A estadualização é um processo de longa data, lembra a sindicalista, desde antes do último governo de Paulo Hartung, e foi provocada pelo município, que solicitou ao Estado que assumisse a unidade hospitalar, por não conseguir manter seu funcionamento a contento.
A construção do hospital é ainda mais antiga. “Vi o hospital sendo construído, pelo Estado, durante vinte anos, era uma obra sem fim. Depois o município fez investimentos também. Virou HGL por volta de 2010”, conta.

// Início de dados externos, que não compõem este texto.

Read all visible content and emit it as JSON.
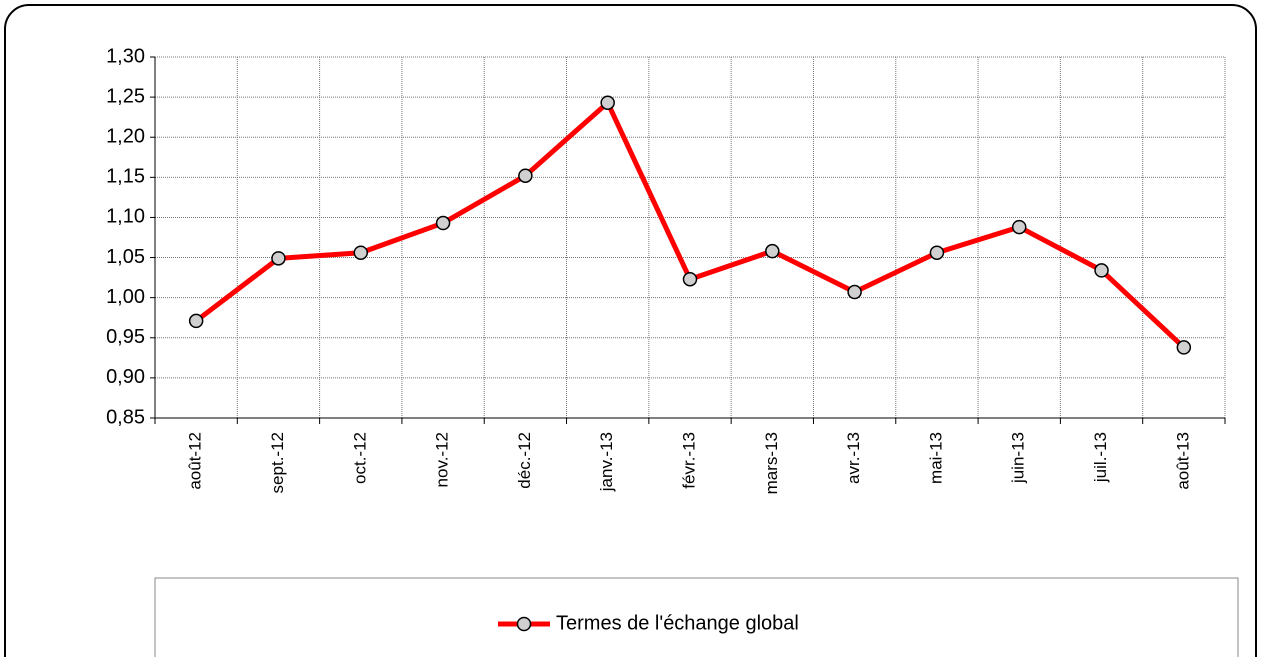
{
  "chart_data": {
    "type": "line",
    "categories": [
      "août-12",
      "sept.-12",
      "oct.-12",
      "nov.-12",
      "déc.-12",
      "janv.-13",
      "févr.-13",
      "mars-13",
      "avr.-13",
      "mai-13",
      "juin-13",
      "juil.-13",
      "août-13"
    ],
    "series": [
      {
        "name": "Termes de l'échange global",
        "color": "#ff0000",
        "marker_color": "#d0d0d0",
        "values": [
          0.971,
          1.049,
          1.056,
          1.093,
          1.152,
          1.243,
          1.023,
          1.058,
          1.007,
          1.056,
          1.088,
          1.034,
          0.938
        ]
      }
    ],
    "ylim": [
      0.85,
      1.3
    ],
    "yticks": [
      {
        "value": 0.85,
        "label": "0,85"
      },
      {
        "value": 0.9,
        "label": "0,90"
      },
      {
        "value": 0.95,
        "label": "0,95"
      },
      {
        "value": 1.0,
        "label": "1,00"
      },
      {
        "value": 1.05,
        "label": "1,05"
      },
      {
        "value": 1.1,
        "label": "1,10"
      },
      {
        "value": 1.15,
        "label": "1,15"
      },
      {
        "value": 1.2,
        "label": "1,20"
      },
      {
        "value": 1.25,
        "label": "1,25"
      },
      {
        "value": 1.3,
        "label": "1,30"
      }
    ],
    "grid": true,
    "legend": "bottom"
  }
}
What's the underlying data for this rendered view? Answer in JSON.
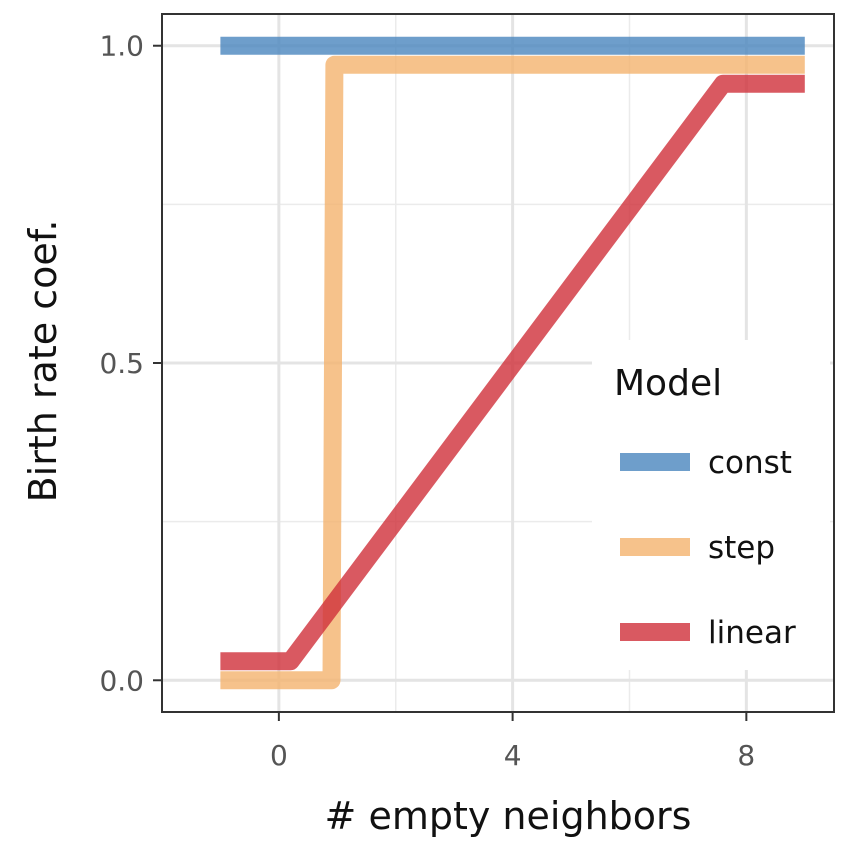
{
  "chart_data": {
    "type": "line",
    "title": "",
    "xlabel": "# empty neighbors",
    "ylabel": "Birth rate coef.",
    "xlim": [
      -2,
      9.5
    ],
    "ylim": [
      -0.05,
      1.05
    ],
    "x_ticks": [
      0,
      4,
      8
    ],
    "x_tick_labels": [
      "0",
      "4",
      "8"
    ],
    "y_ticks": [
      0.0,
      0.5,
      1.0
    ],
    "y_tick_labels": [
      "0.0",
      "0.5",
      "1.0"
    ],
    "x_minor": [
      2,
      6
    ],
    "y_minor": [
      0.25,
      0.75
    ],
    "grid": true,
    "legend": {
      "title": "Model",
      "placement": "inside-right"
    },
    "series": [
      {
        "name": "const",
        "color": "#4a86be",
        "x": [
          -1,
          9
        ],
        "y": [
          1.0,
          1.0
        ]
      },
      {
        "name": "step",
        "color": "#f4b36e",
        "x": [
          -1,
          0.9,
          0.95,
          9
        ],
        "y": [
          0.0,
          0.0,
          0.97,
          0.97
        ]
      },
      {
        "name": "linear",
        "color": "#cf3039",
        "x": [
          -1,
          0.2,
          7.6,
          9
        ],
        "y": [
          0.03,
          0.03,
          0.94,
          0.94
        ]
      }
    ]
  }
}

No primeiro momento em que a estadualização começou a ser discutida, o sindicato se colocou contrariamente, devido principalmente ao direcionamento que era feito para que a gestão fosse assumida por uma Organização Social (OS). “IGH, Pró Saúde…eram OSs que deixaram rombos nos cofres do Estado. Fomos contra a estadualização daquela forma”, reafirma. “De lá para cá, as conversas ficaram entre as secretarias municipal e estadual, o Conselho Estadual de Saúde não foi chamado, nem o sindicato”, acentua.
O que se viu nesse período, conta Geiza Pinheiro, foi a queda na qualidade do atendimento e uma falta persistente de insumos. “O município de Linhares em muita coisa abandonou o HGL. Não é o mesmo hospital de anos atrás em atendimento, insumos, está pecando muito nisso. Quem está sendo prejudicado é a população”.
Além dessa precarização pelo município, outra importante razão para o Sindicato passar a apoiar a estadualização é a mudança do formato de gestão: ao invés de uma OS, a contratualização da Fundação iNOVA Capixaba.
Esta, argumenta Geiza, oferece condições superiores de funcionamento quando comparada às OSs, devido especialmente “ao quantitativo maior de servidores, aos contratos de trabalho não precários e à perspectiva de concurso público em breve”.
O aporte de servidores concursados, afirma, consta em uma recomendação do Ministério Público “e na própria lei que criou a Fundação”. Segundo o sindicato pôde tomar conhecimento, “a previsão é de um concurso público ainda este ano pela iNOVA”, que já estaria tomando as medidas para realizar o certame.
“Se o município dizia lá atrás, sempre disse, que tinha que estadualizar, porque ele não tinha recurso para manter o hospital, por que não concluiu a estadualização? Qual foi o motivo?”, questiona a presidente do Sindsaúde. O atual prefeito de Linhares é o vice eleito, Bruno Marianelli (Republicanos), aliado antigo de Guerino Zanon.